The Simple API for Grid Applications (SAGA) [71], has the potential to become an important specification, due to the current problems for application developers, which revolves around the rapid rate of change in middleware de facto standards and APIs, its complexity, and the fact that different middleware exists on different grid systems. SAGA aims to be to the grid application developer what MPI has been to the developer of parallel application. If SAGA is successful, there will be a surge in development of new grid applications, the rewriting of some current grid applications to have significantly less code, and the emergence of libraries written on top of SAGA. SAGA started when a number of projects contemplating similar issues came together in 2004, including GAT, ReG Steering, and CoG. In October 2006, a draft SAGA-API was released, specified in SIDL (Scientific Interface Definition Language), which is object-oriented and language-neutral. If the promise of SAGA can be delivered, a stable period for application development will follow, similar to that delivered by MPI in the parallel computing arena over the last 15 to 20 years.

GridFTP

An important feature of a distributed environment is the movement of various types of data between remote components. Data movement can include data staging, copying an executable to a remote platform, inter-application communications, or copying output data back to the user of an application. As noted earlier in the section on data movement in Grid Specifications and Standards, the GridFTP protocol has become popular for moving data in distributed grid-oriented applications. GridFTP extends FTP, as defined by RFC959 and other IETF documents, by adding features such as multi-streamed transfer, auto-tuning and grid-based security.

Workflow

Workflow-based technologies can be found almost everywhere; they can be found embedded in a range of development tools, network applications and Web services.

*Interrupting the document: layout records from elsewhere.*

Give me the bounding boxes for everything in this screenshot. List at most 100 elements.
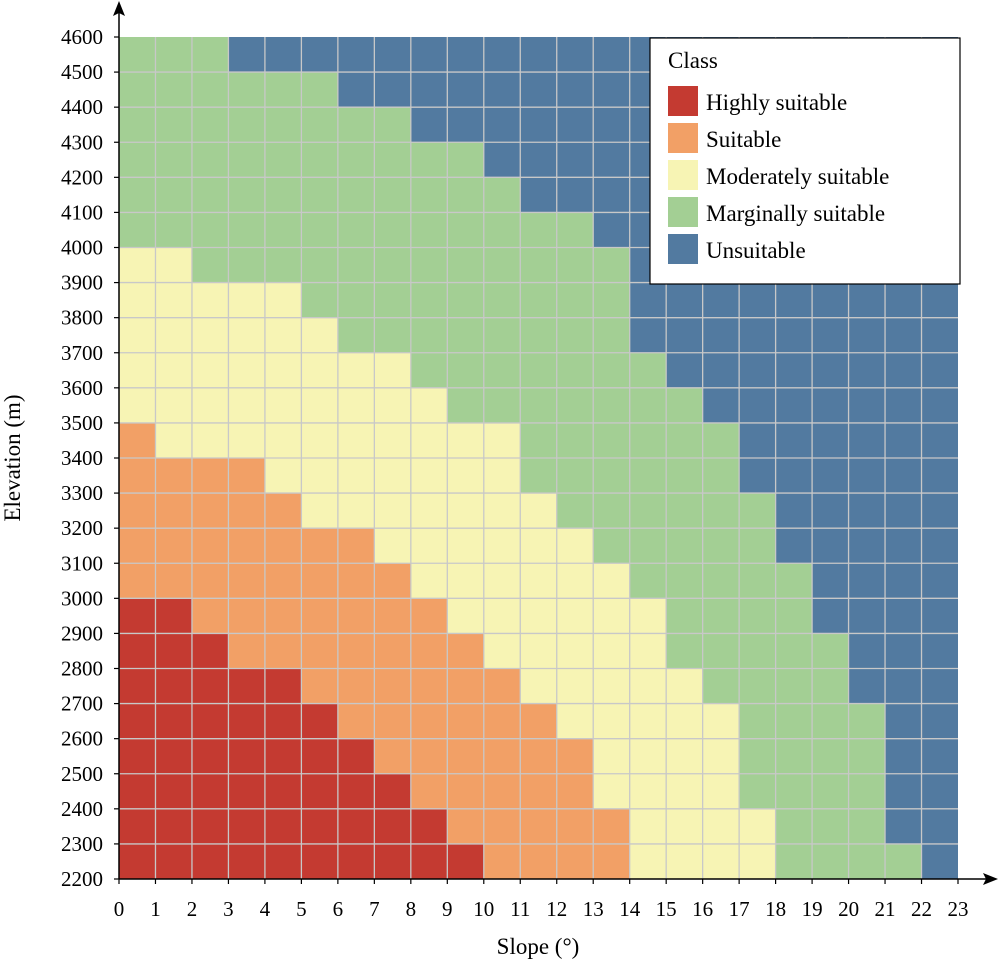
cell-unsuitable <box>885 458 922 494</box>
cell-marginally-suitable <box>191 142 229 178</box>
legend-swatch-unsuitable <box>668 234 698 264</box>
cell-marginally-suitable <box>337 177 375 213</box>
cell-unsuitable <box>848 422 886 458</box>
cell-marginally-suitable <box>848 808 886 844</box>
cell-marginally-suitable <box>775 773 813 809</box>
cell-marginally-suitable <box>155 37 192 73</box>
y-tick-label: 2500 <box>61 762 103 786</box>
cell-marginally-suitable <box>119 212 156 248</box>
cell-marginally-suitable <box>556 317 594 353</box>
cell-suitable <box>301 528 338 564</box>
cell-marginally-suitable <box>155 177 192 213</box>
cell-unsuitable <box>921 528 958 564</box>
cell-unsuitable <box>885 493 922 529</box>
cell-marginally-suitable <box>702 528 740 564</box>
cell-marginally-suitable <box>885 843 922 879</box>
cell-suitable <box>410 703 448 739</box>
cell-unsuitable <box>374 37 411 73</box>
cell-marginally-suitable <box>848 703 886 739</box>
cell-marginally-suitable <box>629 387 667 423</box>
cell-moderately-suitable <box>666 738 703 774</box>
y-tick-label: 2600 <box>61 727 103 751</box>
cell-marginally-suitable <box>228 247 265 283</box>
cell-suitable <box>119 563 156 599</box>
cell-highly-suitable <box>155 633 192 669</box>
cell-marginally-suitable <box>483 317 521 353</box>
legend-swatch-highly-suitable <box>668 86 698 116</box>
cell-unsuitable <box>739 422 776 458</box>
cell-moderately-suitable <box>593 598 630 634</box>
cell-highly-suitable <box>301 703 338 739</box>
cell-marginally-suitable <box>812 633 849 669</box>
cell-unsuitable <box>921 387 958 423</box>
cell-unsuitable <box>483 37 521 73</box>
cell-suitable <box>155 458 192 494</box>
cell-moderately-suitable <box>520 633 557 669</box>
cell-marginally-suitable <box>447 142 484 178</box>
cell-suitable <box>337 563 375 599</box>
y-tick-label: 2400 <box>61 797 103 821</box>
cell-moderately-suitable <box>264 458 302 494</box>
cell-moderately-suitable <box>119 387 156 423</box>
cell-marginally-suitable <box>374 212 411 248</box>
cell-marginally-suitable <box>483 352 521 388</box>
cell-unsuitable <box>739 352 776 388</box>
cell-marginally-suitable <box>812 808 849 844</box>
cell-moderately-suitable <box>483 493 521 529</box>
cell-marginally-suitable <box>155 142 192 178</box>
cell-marginally-suitable <box>301 282 338 318</box>
cell-suitable <box>593 808 630 844</box>
x-axis-title: Slope (°) <box>497 934 580 959</box>
cell-moderately-suitable <box>702 773 740 809</box>
cell-unsuitable <box>447 72 484 108</box>
cell-unsuitable <box>593 37 630 73</box>
cell-moderately-suitable <box>739 843 776 879</box>
cell-marginally-suitable <box>119 37 156 73</box>
cell-marginally-suitable <box>447 282 484 318</box>
cell-unsuitable <box>885 282 922 318</box>
x-tick-label: 7 <box>369 897 380 921</box>
cell-suitable <box>155 528 192 564</box>
cell-marginally-suitable <box>775 843 813 879</box>
axes <box>113 1 998 885</box>
cell-unsuitable <box>301 37 338 73</box>
cell-suitable <box>520 773 557 809</box>
cell-moderately-suitable <box>264 387 302 423</box>
cell-suitable <box>301 668 338 704</box>
cell-unsuitable <box>520 107 557 143</box>
cell-highly-suitable <box>374 808 411 844</box>
cell-marginally-suitable <box>556 247 594 283</box>
cell-unsuitable <box>739 458 776 494</box>
cell-moderately-suitable <box>556 528 594 564</box>
x-tick-label: 8 <box>406 897 417 921</box>
cell-marginally-suitable <box>374 107 411 143</box>
cell-moderately-suitable <box>447 458 484 494</box>
cell-suitable <box>556 843 594 879</box>
y-tick-label: 4600 <box>61 25 103 49</box>
cell-marginally-suitable <box>119 107 156 143</box>
cell-moderately-suitable <box>447 422 484 458</box>
cell-moderately-suitable <box>337 458 375 494</box>
cell-suitable <box>483 843 521 879</box>
cell-suitable <box>119 493 156 529</box>
cell-unsuitable <box>885 387 922 423</box>
cell-marginally-suitable <box>739 493 776 529</box>
cell-suitable <box>191 528 229 564</box>
cell-moderately-suitable <box>483 563 521 599</box>
x-tick-label: 3 <box>223 897 234 921</box>
cell-moderately-suitable <box>191 282 229 318</box>
cell-marginally-suitable <box>483 212 521 248</box>
cell-marginally-suitable <box>520 458 557 494</box>
cell-unsuitable <box>739 317 776 353</box>
legend-swatch-moderately-suitable <box>668 160 698 190</box>
cell-unsuitable <box>885 773 922 809</box>
y-tick-label: 3700 <box>61 341 103 365</box>
cell-marginally-suitable <box>629 352 667 388</box>
cell-unsuitable <box>812 352 849 388</box>
x-axis-arrow <box>983 873 998 885</box>
cell-moderately-suitable <box>301 493 338 529</box>
cell-moderately-suitable <box>666 808 703 844</box>
y-tick-label: 3800 <box>61 306 103 330</box>
cell-marginally-suitable <box>666 493 703 529</box>
cell-marginally-suitable <box>812 843 849 879</box>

There are many grid-based system too, ranging from those that support SOAs, such as Kepler [72] and Taverna [73], to those that support applications specific middleware such as Globus, Condor, GridAnt [74], and Pegasus [75]. Even though workflow standards seem to be everywhere, they have not bridged the gap to broad adoption.

Data Access and Integration

There is a need for middleware to assist with the access to and integration of data from separate sources that are distributed over the Grid. The OGF Database Access and Integration Services Work Group (DAIS-WG) [76] is working toward standards in this area. Two important standards are emerging, OGSA-DAI [77], middleware that allows data resources such as relational or XML databases to be accessed via Web Services, and the Distributed Query Processing (DQP) system, known as OGSA-DSP [78], that allows efficient queries across these distributed data resources.

Standards of all types are crucial if the vision of the Grid is to be fully realized. There are a large number of both standards bodies and standards that impact and define today's Grid. Some standards are built on one another, and some standards oppose each other. (The recent roadmap on WS [79] from HP, IBM, Intel, and Microsoft may be a sign that there will be fewer competing specifications in the future.) There are a number of generalizations that can be made about standards processes, and almost all of them, both positive and negative, apply to the standards on which the Grid is based. Some of the problems in the current Grid standards are:

• Vested interest and potential intransigence on the part of some major players who are defining standards,
• Lack of involvement from other key players,
• Changing road maps of related standards,
• General politics.

The effect of all these problems is the delay of the overall standards process, which in turn distresses developers who then have to make design choices based on those standards that are currently available. This causes developers to use multiple alternatives, which reduces the acceptance of the later-released standards. There are many precedents where well-developed standards have not been taken-up, at least partially due to their late emergence, such as OSI [80] and HPF [81].